In a diatribe against fossil fuel firms on Thursday, the chief of the UN said that they were abandoning future generations and sabotaging attempts to phase out a substance that was “incompatible with human survival.”
Additionally, Secretary-General Antonio Guterres rejected claims made by certain oil executives, notably the man chosen to lead this year’s global climate negotiations in Dubai, that fossil fuel companies can maintain production provided they figure out a mechanism to trap greenhouse gas emissions.
They would become “more effective planet-wreckers,” he threatened. The United Nations has done this before.
Chief has criticized Big Oil for its part in creating global warming, but the direct criticism reflects rising resentment over the industry’s recent economic boom despite scientific warnings that burning fossil fuels will cause global warming.
Following a meeting with civil society organizations, Guterres stated that the oil and gas business “reaped a record $4 trillion windfall in net income last year.”
“Yet for every dollar it spends on oil and gas drilling and exploration, only 4 cents went to clean energy and carbon capture—combined.”
“Trading the future for thirty pieces of silver is immoral,” he declared.
The sector was urged by Guterres to present a convincing strategy for switching to renewable energy “and away from a product incompatible with human survival.’
Instead, investing their enormous earnings on renewable energy would enable the sector “to survive the transition and remain very important and relevant actors in the world economy,” he added.
Recently, fossil fuel firms have promoted the concept that they should be permitted to continue extracting oil and gas from the ground as long as they reduce greenhouse gas emissions in the process.
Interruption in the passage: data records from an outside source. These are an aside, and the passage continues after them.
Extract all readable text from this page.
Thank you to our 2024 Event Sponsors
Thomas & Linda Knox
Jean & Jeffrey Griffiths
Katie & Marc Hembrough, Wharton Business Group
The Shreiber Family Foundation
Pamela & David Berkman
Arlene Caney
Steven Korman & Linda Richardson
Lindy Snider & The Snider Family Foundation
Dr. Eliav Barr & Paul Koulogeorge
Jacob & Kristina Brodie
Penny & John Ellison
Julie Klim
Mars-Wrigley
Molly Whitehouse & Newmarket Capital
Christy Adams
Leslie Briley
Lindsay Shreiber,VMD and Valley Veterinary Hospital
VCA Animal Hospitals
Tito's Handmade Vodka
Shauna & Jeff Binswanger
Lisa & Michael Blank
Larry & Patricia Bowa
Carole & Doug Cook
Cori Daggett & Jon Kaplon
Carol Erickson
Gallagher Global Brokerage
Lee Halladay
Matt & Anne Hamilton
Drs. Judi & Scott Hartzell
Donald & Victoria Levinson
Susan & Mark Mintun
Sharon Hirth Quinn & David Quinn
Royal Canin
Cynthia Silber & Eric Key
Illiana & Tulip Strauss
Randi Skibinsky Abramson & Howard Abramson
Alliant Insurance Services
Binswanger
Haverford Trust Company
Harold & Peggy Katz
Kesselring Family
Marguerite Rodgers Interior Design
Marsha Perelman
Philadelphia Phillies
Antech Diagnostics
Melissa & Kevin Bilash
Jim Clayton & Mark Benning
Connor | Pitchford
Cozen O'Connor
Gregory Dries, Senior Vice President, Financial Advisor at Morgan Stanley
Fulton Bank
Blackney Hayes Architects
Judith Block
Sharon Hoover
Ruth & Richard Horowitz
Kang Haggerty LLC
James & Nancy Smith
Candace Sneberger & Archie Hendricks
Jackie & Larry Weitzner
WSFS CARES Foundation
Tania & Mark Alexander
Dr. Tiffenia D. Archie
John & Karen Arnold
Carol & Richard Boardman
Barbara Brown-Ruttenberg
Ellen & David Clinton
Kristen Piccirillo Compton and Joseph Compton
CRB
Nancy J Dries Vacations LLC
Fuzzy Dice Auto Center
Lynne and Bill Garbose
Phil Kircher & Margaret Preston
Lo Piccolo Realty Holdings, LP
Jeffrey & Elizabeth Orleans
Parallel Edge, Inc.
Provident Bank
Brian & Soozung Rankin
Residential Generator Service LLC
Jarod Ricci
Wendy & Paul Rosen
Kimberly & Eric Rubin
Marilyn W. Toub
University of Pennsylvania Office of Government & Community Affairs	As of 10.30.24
Experts reject this proposal as being too complex and expensive to achieve the urgent greenhouse gas reductions required.
In response to recent remarks made by Sultan al-Jaber, the representative of the United Arab Emirates who will take over as the next U.N. secretary-general, Guterres remarked, “The problem is not merely fossil fuel emissions
conference on climate.
It’s fossil fuels, plain and simple.
Environmentalists and Western parliamentarians have criticized Al-Jaber for his tight links to the fossil fuel business.
Al-Jaber is also the UAE’s minister of industry and the CEO of the Abu Dhabi National Oil Company.
The most polluting fossil fuel, coal, should be phased out by wealthier countries by the year 2030, and others should follow suit a decade later, he said.
He said that governments should stop licensing or supporting new oil and gas projects, move subsidies from fossil fuels to sustainable energy initiatives, and put a price on carbon emissions.
In addition to urging those who were already funding fossil fuel projects to continue doing so, Guterres urged financial institutions to “not (to) relent in the face of attacks on progress.” You’re acting ethically, he said. “Go ahead.”